13/01/2004

De toutes les matières...

Drôle de sensation... Un peu dans la ouate. Je m’ennuie, alors que j’ai des choses à faire, et que je les fais... Je suis sans doute rattrapé par la fatigue, à force de multiplier les mauvaises nuits et les soirées à rallonges. Comme quoi, on n’a parfois aussi l’âge de ses artères... J

 

En plus, j’ai accroché mon char à une étoile filante, charmante, mais pas reposante...

 

Florilège des aventures de Miss I ces derniers jours...

 

Vendredi soir. Elle me téléphone de chez elle. « je prends mes affaires, j’arrive ». Puis, quelques minutes plus tard, nouvel appel. « J’ai eu un accident au bas de ma rue, je n’ai rien.
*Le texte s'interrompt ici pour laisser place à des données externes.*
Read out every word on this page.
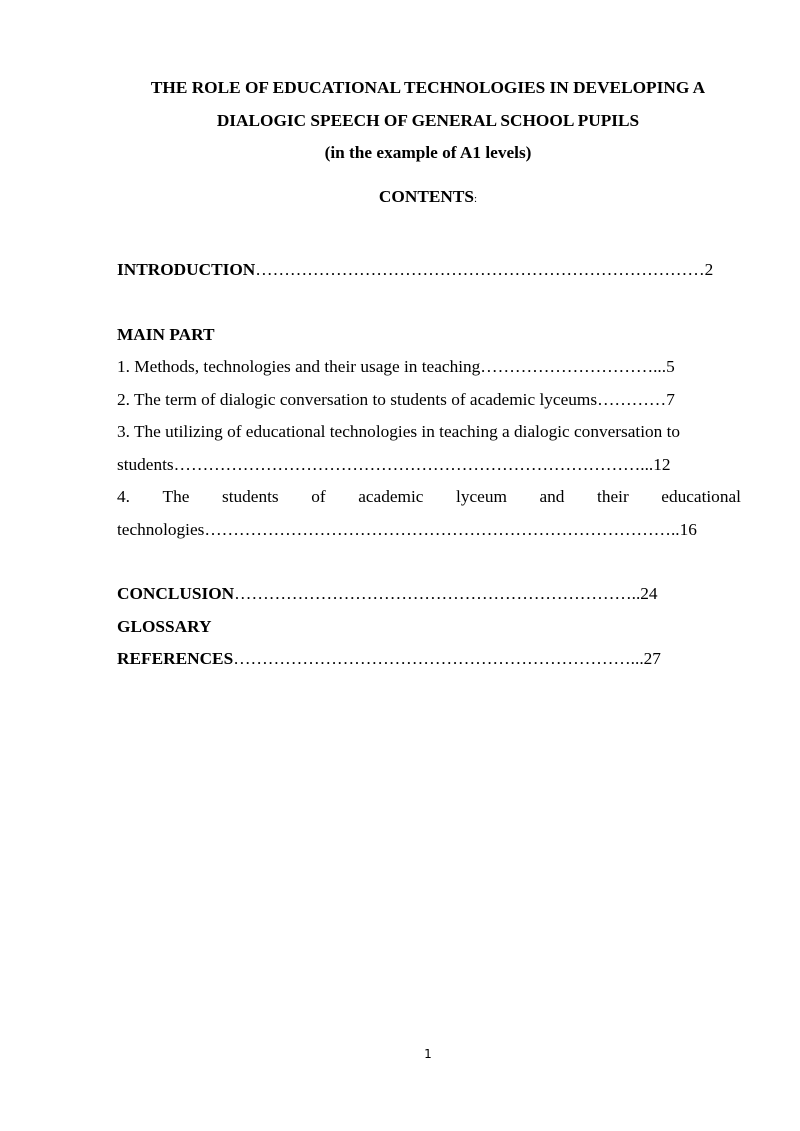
THE ROLE OF EDUCATIONAL TECHNOLOGIES IN DEVELOPING A
DIALOGIC SPEECH OF GENERAL SCHOOL PUPILS
(in the example of A1 levels)
CONTENTS:
INTRODUCTION……………………………………………………………………2
MAIN PART
1. Methods, technologies and their usage in teaching…………………………...5
2. The term of dialogic conversation to students of academic lyceums…………7
3. The utilizing of educational technologies in teaching a dialogic conversation to
students………………………………………………………………………...12
4. The students of academic lyceum and their educational
technologies………………………………………………………………………..16
CONCLUSION……………………………………………………………..24
GLOSSARY
REFERENCES……………………………………………………………...27
1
La voiture est salement amochée, je fais un constat ».

 

Coup au coeur. Sentiment que la vie est si fragile. Que tout peut basculer si facilement... On le sait, on vit avec, on l’oublie au quotidien. Mais parfois la réalité reprend forme.

 

Nouvel appel « Le type vient de filer, je n’ai pas noté son numéro de plaque... ». Bref, d’attente d’une police fantomatique en discussion avec des témoins affolés (veux pas d’ennuis moi, débrouillez vous...), je l’accompagne au poste de garde. Là, un type absolument infect placé par on ne sait quelle aberration sous un panneau « accueil » commence quasiment à l’insulter. L’énervement monte, pour finalement se calmer. Il se révélera charmant une fois débarrassé de moi (comme quoi, quand on peut draguer une célibataire, les réflexes de bouledogue stupide tendent à disparaître...)...

 

En bref, voiture fracassée, mais pas de sinistre total, pas de blessure, surtout... et encore un bel exemple de civisme...

 

Dimanche soir, on se la joue « tirage de gueule »... Elle a du boulot en retard, travaille jusque tard. Et quand elle termine enfin, au lieu de se tourner vers moi pour enfin commencer la soirée à deux, elle se plonge dans les horaires de clubs de gym, en me parlant de séances gratuites, de frais d’abonnement. Je suis déçu, je râle, elle râle, et la soirée se gâche.

 

Hier, elle apprend que son boss est menacé de perdre son job, perçu comme pas très utile ni productif. Le problème, c’est que leur département compte deux personnes... Heureusement, elle a la chance de travailler pour une boîte qui répugne à tirer sur les jobs comme à la fête foraine, mais c’est un nuage supplémentaire à son horizon professionnel. Elle se cherche, depuis si longtemps qu’elle désespère de se trouver jamais. En même temps, elle est prisonnière d’une cage dorée, ce job assez bien payé, finalement peu contraignant, mais si peu épanouissant, Elle a besoin de trouver sa voie. Il est temps, dans une société où on devient si vite vieux. Ses 34 ans, c’est un frein pour pouvoir se lancer dans une nouvelle direction. Etrangement, ses diplômes en sont un autre. Qui engagera une débutante de son âge, surqualifiée, qui plus est...

 

Elle nage dans ce brouillard, et elle ne trouve pas de sortie...

 

Hier soir, encore, elle reparle de la soirée gâchée de la veille. Quelques larmes, plus causées par la fatigue, les mauvaises nouvelles et le stress... Mais finalement, l’abcès est vidé, la soirée peut débuter. Elle finira tard. Et la nuit, même courte, sera bien meilleure que les précédentes.

 

Aujourd’hui, mon p’tit bout part. Et je redeviens réellement libre de mes mouvements. Liberté...  quel stress que la liberté...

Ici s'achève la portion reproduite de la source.